Now let's look at a human boss. A human boss is one step up the hierarchy from the individual. The human boss has a different viewpoint - different objectives. If the human boss makes the right decisions, sometimes those decisions will be good for the workers, but sometimes not so good. If the boss makes the wrong decisions, sometimes those decisions will be good for the workers, but sometimes - not so good. The workers are in a different position. They usually can't see or know the boss's goals, whether those goals are perfectly aligned with the entire organization, only a part of the organization, or not at all.
There is another complicating factor. The boss is also a human, with personal objectives. In some cases, for example, the boss's goal might be to get a promotion, to escape from those workers, or to retire wealthy at any cost.
In any case, the boss is often seen as an idiot - from the worker's perspective.
Then, it get's more complicated. The boss often works for a team of bosses. That team has a boss. The boss's boss has different objectives than each lower level boss. And different objectives than the workers. Sometimes, the decisions made by the boss's boss are good for the boss, and good for the man, and good for the team. Sometimes not. It's the nature of a functioning hierarchy, that different levels have different goals and objectives, and those objectives change over time.

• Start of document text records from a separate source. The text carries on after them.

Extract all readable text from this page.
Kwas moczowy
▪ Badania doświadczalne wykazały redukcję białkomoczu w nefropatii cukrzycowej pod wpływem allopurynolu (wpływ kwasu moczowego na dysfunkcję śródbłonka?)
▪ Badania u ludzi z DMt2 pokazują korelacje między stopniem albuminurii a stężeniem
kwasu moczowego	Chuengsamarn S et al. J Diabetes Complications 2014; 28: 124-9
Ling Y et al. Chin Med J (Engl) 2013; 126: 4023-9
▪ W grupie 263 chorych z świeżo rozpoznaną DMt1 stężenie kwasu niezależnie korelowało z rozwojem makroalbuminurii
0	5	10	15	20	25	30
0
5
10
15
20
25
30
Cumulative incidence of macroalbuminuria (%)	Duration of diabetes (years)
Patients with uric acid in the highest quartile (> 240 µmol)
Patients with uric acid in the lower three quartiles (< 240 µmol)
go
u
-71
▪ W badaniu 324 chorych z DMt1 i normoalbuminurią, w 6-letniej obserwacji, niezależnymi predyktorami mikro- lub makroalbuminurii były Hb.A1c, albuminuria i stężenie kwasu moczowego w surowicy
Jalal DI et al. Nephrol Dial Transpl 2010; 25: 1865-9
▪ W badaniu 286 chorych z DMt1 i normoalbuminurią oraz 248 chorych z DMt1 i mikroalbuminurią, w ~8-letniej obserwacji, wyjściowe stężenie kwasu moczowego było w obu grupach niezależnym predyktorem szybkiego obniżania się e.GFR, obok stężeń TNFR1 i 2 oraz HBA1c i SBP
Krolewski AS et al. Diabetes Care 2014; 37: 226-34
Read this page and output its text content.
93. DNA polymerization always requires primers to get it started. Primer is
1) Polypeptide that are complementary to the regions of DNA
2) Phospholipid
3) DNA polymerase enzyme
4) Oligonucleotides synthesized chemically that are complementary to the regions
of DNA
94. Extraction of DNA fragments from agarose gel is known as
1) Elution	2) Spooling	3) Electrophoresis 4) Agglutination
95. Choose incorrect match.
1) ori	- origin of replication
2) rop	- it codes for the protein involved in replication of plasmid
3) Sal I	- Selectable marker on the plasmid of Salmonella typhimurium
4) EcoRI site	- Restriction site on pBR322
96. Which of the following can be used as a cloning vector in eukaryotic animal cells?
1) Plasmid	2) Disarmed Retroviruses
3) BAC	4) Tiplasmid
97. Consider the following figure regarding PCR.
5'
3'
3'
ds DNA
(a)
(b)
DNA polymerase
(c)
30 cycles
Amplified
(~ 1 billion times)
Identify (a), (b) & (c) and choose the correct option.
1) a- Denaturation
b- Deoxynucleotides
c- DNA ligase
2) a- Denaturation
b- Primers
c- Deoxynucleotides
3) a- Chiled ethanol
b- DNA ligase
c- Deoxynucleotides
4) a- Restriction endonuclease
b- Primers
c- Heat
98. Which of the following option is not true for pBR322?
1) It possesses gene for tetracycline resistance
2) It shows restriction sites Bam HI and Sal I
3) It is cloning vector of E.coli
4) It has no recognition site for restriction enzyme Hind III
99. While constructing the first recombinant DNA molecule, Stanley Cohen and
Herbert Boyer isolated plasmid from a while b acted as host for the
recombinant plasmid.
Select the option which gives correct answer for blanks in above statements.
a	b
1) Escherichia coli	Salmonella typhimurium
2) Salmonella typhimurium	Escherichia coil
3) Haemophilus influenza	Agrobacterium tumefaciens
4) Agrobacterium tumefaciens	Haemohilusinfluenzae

When they are not aligned, it's easy to see that the boss's boss is an idiot too. Even when they are aligned, as much as possible, it's easy for some workers to see each layered boss as an idiot, not understanding the personal needs and objectives of the worker. And so it goes.
The higher the hierarchy, the higher the layers of idiot bosses. I once worked for a company that had 5 layers of bosses, and then a board of directors, and finally the owners. Each had their own objectives, which changed over time - even more so as individuals came and left. I was a first level boss. My boss, was an idiot - a real idiot. But when I went up the hierarchy to complain, I was made aware of the reality. My boss was the son of an owner. He got his job as a family 'perk'. He was not expected to do his job well - it was my job to help pick up the slack. I resigned, but then I had to find a new job, a new boss... for better or for worse.
There is no doubt of one thing. Every boss is an idiot - to the people below. Many are idiots to their co-workers, and some even idiots to their superior bosses, who are deliberately planning to eliminate them.
On the other hand, we need to recognize that we all need bosses. Our bosses and their communities give us more opportunities, more power than any single individual. They are what makes us stronger than plants and animals. We need our idiot bosses. They make us stronger and healthier - except when they don't.
That's how it is with health, and with freedom. It's never simple. Health benefits from multiple layers of hierarchy. Every new layer creates new opportunities for cooperation and for competition. There are lots of questions, and no easy answers, except this: all bosses are idiots.